2. The fermented flour disclosed in the present embodiments have a higher shelf life.

3. The fermented flour disclosed in the present embodiments have appropriate time of proofing.

4. The fermented flour disclosed in the present embodiments has an appropriate pH as required for suitable baking.

5. The fermented flour disclosed in the present embodiments is cost effective.

In the application, unless specified otherwise, the terms "comprising", "comprise", and grammatical variants thereof, intended to represent "open" or "inclusive" language such that they include recited elements but also permit inclusion of additional, non-explicitly recited elements.

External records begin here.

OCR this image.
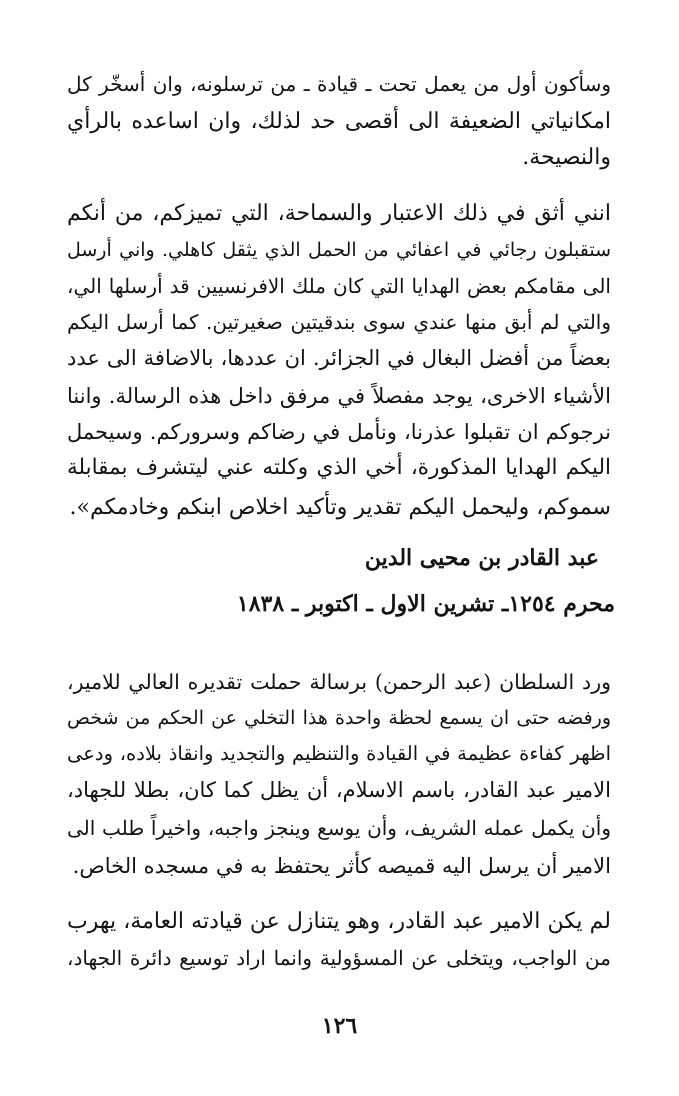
وسأكون أول من يعمل تحت ـ قيادة ـ من ترسلونه، وان أسخّر كل

امكانياتي الضعيفة الى أقصى حد لذلك، وان اساعده بالرأي

والنصيحة.

انني أثق في ذلك الاعتبار والسماحة، التي تميزكم، من أنكم

ستقبلون رجائي في اعفائي من الحمل الذي يثقل كاهلي. واني أرسل

الى مقامكم بعض الهدايا التي كان ملك الافرنسيين قد أرسلها الي،

والتي لم أبق منها عندي سوى بندقيتين صغيرتين. كما أرسل اليكم

بعضاً من أفضل البغال في الجزائر. ان عددها، بالاضافة الى عدد

الأشياء الاخرى، يوجد مفصلاً في مرفق داخل هذه الرسالة. واننا

نرجوكم ان تقبلوا عذرنا، ونأمل في رضاكم وسروركم. وسيحمل

اليكم الهدايا المذكورة، أخي الذي وكلته عني ليتشرف بمقابلة

سموكم، وليحمل اليكم تقدير وتأكيد اخلاص ابنكم وخادمكم».

عبد القادر بن محيى الدين

محرم ١٢٥٤ـ تشرين الاول ـ اكتوبر ـ ١٨٣٨

ورد السلطان (عبد الرحمن) برسالة حملت تقديره العالي للامير،

ورفضه حتى ان يسمع لحظة واحدة هذا التخلي عن الحكم من شخص

اظهر كفاءة عظيمة في القيادة والتنظيم والتجديد وانقاذ بلاده، ودعى

الامير عبد القادر، باسم الاسلام، أن يظل كما كان، بطلا للجهاد،

وأن يكمل عمله الشريف، وأن يوسع وينجز واجبه، واخيراً طلب الى

الامير أن يرسل اليه قميصه كأثر يحتفظ به في مسجده الخاص.

لم يكن الامير عبد القادر، وهو يتنازل عن قيادته العامة، يهرب

من الواجب، ويتخلى عن المسؤولية وانما اراد توسيع دائرة الجهاد،

١٢٦
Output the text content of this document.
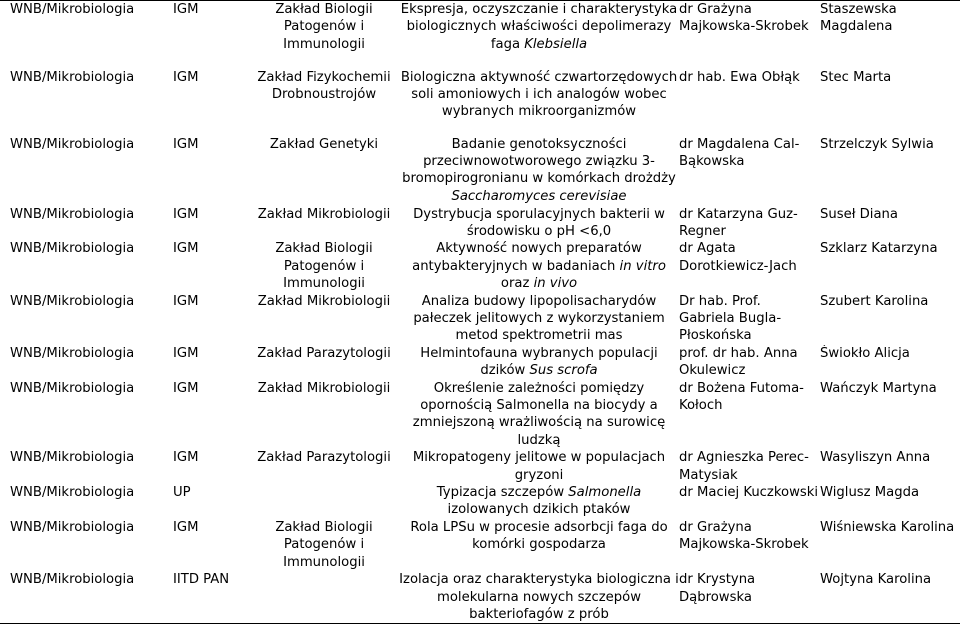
WNB/Mikrobiologia	IGM	Zakład Biologii Patogenów i Immunologii	Ekspresja, oczyszczanie i charakterystyka biologicznych właściwości depolimerazy faga Klebsiella	dr Grażyna Majkowska-Skrobek	Staszewska Magdalena
WNB/Mikrobiologia	IGM	Zakład Fizykochemii Drobnoustrojów	Biologiczna aktywność czwartorzędowych soli amoniowych i ich analogów wobec wybranych mikroorganizmów	dr hab. Ewa Obłąk	Stec Marta
WNB/Mikrobiologia	IGM	Zakład Genetyki	Badanie genotoksyczności przeciwnowotworowego związku 3-bromopirogronianu w komórkach drożdży Saccharomyces cerevisiae	dr Magdalena Cal-Bąkowska	Strzelczyk Sylwia
WNB/Mikrobiologia	IGM	Zakład Mikrobiologii	Dystrybucja sporulacyjnych bakterii w środowisku o pH <6,0	dr Katarzyna Guz-Regner	Suseł Diana
WNB/Mikrobiologia	IGM	Zakład Biologii Patogenów i Immunologii	Aktywność nowych preparatów antybakteryjnych w badaniach in vitro oraz in vivo	dr Agata Dorotkiewicz-Jach	Szklarz Katarzyna
WNB/Mikrobiologia	IGM	Zakład Mikrobiologii	Analiza budowy lipopolisacharydów pałeczek jelitowych z wykorzystaniem metod spektrometrii mas	Dr hab. Prof. Gabriela Bugla-Płoskońska	Szubert Karolina
WNB/Mikrobiologia	IGM	Zakład Parazytologii	Helmintofauna wybranych populacji dzików Sus scrofa	prof. dr hab. Anna Okulewicz	Świokło Alicja
WNB/Mikrobiologia	IGM	Zakład Mikrobiologii	Określenie zależności pomiędzy opornością Salmonella na biocydy a zmniejszoną wrażliwością na surowicę ludzką	dr Bożena Futoma-Kołoch	Wańczyk Martyna
WNB/Mikrobiologia	IGM	Zakład Parazytologii	Mikropatogeny jelitowe w populacjach gryzoni	dr Agnieszka Perec-Matysiak	Wasyliszyn Anna
WNB/Mikrobiologia	UP		Typizacja szczepów Salmonella izolowanych dzikich ptaków	dr Maciej Kuczkowski	Wiglusz Magda
WNB/Mikrobiologia	IGM	Zakład Biologii Patogenów i Immunologii	Rola LPSu w procesie adsorbcji faga do komórki gospodarza	dr Grażyna Majkowska-Skrobek	Wiśniewska Karolina
WNB/Mikrobiologia	IITD PAN		Izolacja oraz charakterystyka biologiczna i molekularna nowych szczepów bakteriofagów z prób	dr Krystyna Dąbrowska	Wojtyna Karolina
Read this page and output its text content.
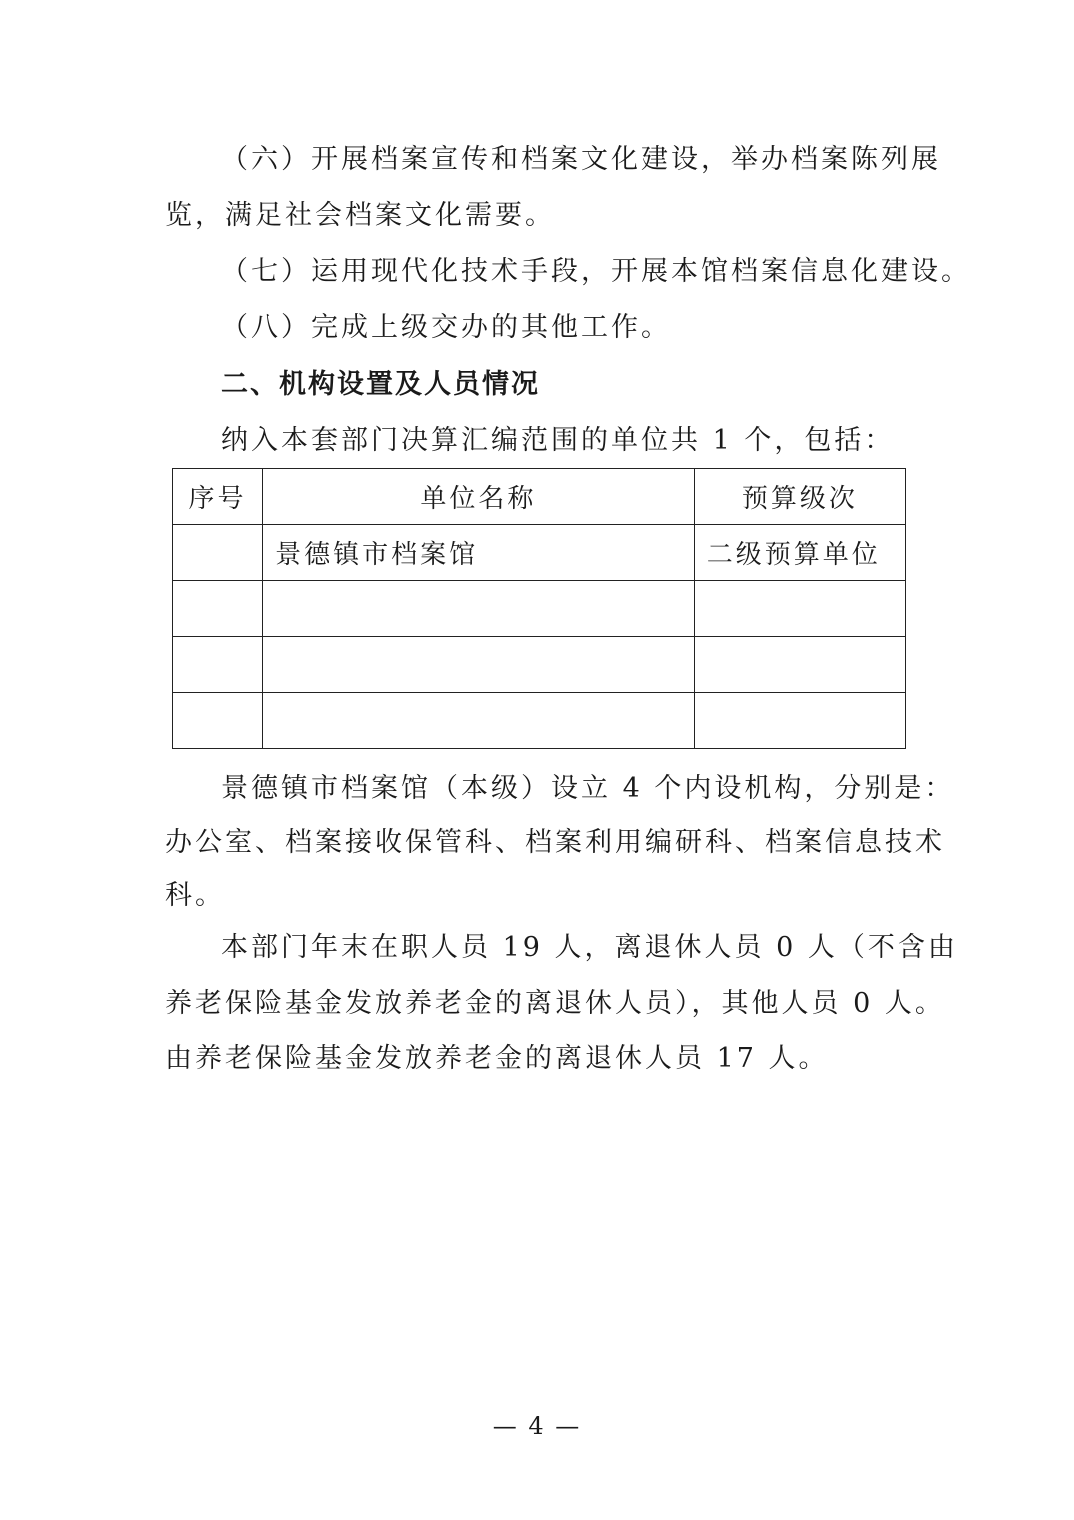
（六）开展档案宣传和档案文化建设，举办档案陈列展
览，满足社会档案文化需要。
（七）运用现代化技术手段，开展本馆档案信息化建设。
（八）完成上级交办的其他工作。
二、机构设置及人员情况
纳入本套部门决算汇编范围的单位共 1 个，包括：
序号	单位名称	预算级次
	景德镇市档案馆	二级预算单位

景德镇市档案馆（本级）设立 4 个内设机构，分别是：
办公室、档案接收保管科、档案利用编研科、档案信息技术
科。
本部门年末在职人员 19 人，离退休人员 0 人（不含由
养老保险基金发放养老金的离退休人员），其他人员 0 人。
由养老保险基金发放养老金的离退休人员 17 人。
— 4 —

As used herein, the term "about", in the context of concentrations of components of the formulations, typically means +/- 5% of the stated value, more typically +/- 4% of the stated value, more typically +/- 3% of the stated value, more typically, +/- 2% of the stated value, even more typically +/- 1% of the stated value, and even more typically +/- 0.5% of the stated value.

Throughout this disclosure, certain embodiments may be disclosed in a range format. The description in range format is merely for convenience and brevity and should not be construed as an inflexible limitation on the scope of the disclosed ranges. Accordingly, the description of a range should be considered to have specifically disclosed all the possible sub-ranges as well as individual numerical values within that range. For example, description of a range such as from 1 to 6 should be considered to have specifically disclosed sub-ranges such as from 1 to 3, from 1 to 4, from 1 to 5, from 2 to 4, from 2 to 6, from 3 to 6 etc., as well as individual numbers within that range, for example, 1, 2, 3, 4, 5, and 6. This applies regardless of the breadth of the range.

It will be apparent that various other modifications and adaptations of the application will be apparent to the person skilled in the art after reading the foregoing disclosure without departing from the spirit and scope of the application and it is intended that all such modifications and adaptations come within the scope of the appended claims.